Garage storage can simplify your life and add value to your home.

Garage Storage

Photo: Murphy Co. Design

Garage as Work Space
Commonly used as the family dumping ground, the garage is undergoing a revival as a functional workspace. Installing a garage storage system that frees up some of this space can have the same effect as adding a room and it’s a good way to increase your home’s value.

Organize Items for Storage
First, group the bins and bulky items you need to store by their use and measure them so you know how much space you need for each group.

Maximize Space and Function
Tall cabinets with double doors are great, but be sure they come with enough adjustable shelves to optimize the space inside. Include at least one lockable cabinet to keep dangerous chemicals out of reach of children and pets. Add some low cabinets on casters, creating a work surface on top. With some pegboard or a vinyl slat wall system for tools, you’ve got the beginning of a home workshop.

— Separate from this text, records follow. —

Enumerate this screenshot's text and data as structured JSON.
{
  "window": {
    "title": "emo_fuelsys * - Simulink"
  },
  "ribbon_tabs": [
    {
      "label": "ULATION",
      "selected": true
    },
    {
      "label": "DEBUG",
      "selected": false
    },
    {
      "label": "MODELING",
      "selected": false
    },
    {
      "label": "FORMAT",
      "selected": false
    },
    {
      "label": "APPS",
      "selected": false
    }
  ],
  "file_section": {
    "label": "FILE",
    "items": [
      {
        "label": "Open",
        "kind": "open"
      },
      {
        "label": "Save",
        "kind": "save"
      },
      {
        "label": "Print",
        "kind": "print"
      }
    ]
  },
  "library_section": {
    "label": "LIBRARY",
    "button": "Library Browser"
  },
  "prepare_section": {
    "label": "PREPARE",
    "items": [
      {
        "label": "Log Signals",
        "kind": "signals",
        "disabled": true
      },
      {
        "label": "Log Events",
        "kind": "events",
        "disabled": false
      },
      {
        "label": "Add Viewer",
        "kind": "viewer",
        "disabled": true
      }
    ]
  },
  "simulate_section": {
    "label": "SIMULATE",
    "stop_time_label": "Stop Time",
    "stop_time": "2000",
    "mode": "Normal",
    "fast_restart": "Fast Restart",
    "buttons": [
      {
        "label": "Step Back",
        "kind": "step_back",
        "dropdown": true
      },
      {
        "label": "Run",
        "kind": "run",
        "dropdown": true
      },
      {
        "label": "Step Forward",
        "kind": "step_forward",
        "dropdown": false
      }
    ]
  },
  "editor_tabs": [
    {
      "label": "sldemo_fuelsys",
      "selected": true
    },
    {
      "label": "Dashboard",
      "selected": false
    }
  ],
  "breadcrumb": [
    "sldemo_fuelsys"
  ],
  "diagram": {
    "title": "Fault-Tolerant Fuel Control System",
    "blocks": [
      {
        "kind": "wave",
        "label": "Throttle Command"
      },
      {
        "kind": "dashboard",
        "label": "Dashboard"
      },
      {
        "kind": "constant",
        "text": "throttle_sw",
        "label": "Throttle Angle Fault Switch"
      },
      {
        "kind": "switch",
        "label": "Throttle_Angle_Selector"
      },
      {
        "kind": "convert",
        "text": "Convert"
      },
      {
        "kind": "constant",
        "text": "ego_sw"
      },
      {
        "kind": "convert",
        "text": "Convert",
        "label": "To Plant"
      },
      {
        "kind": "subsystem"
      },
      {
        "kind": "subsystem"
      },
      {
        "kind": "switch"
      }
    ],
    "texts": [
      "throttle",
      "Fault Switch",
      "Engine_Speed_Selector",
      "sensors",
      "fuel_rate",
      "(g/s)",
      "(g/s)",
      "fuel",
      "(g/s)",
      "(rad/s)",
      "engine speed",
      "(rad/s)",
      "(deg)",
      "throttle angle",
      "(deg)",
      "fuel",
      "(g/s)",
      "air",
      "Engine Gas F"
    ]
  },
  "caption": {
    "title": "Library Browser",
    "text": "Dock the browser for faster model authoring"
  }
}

For easier cleaning and less clutter, keep things off the floor: store sports gear and yard tools on heavy-duty, wall-mounted hooks and racks. If you’ve got a lot of ceiling height in your garage, use it. Try an overhead storage rack for seasonal items or as a bike lift.

Choose Practical Storage Options
There are lots of garage storage options, but organization hinges on consistency: choose cabinets and racks of the same color and type. Look for systems made of metal, plastic or wood specifically treated for garage use. And remember that bigger is not always better. You need a garage storage system that will allow you to find your stuff and still leave room for the car.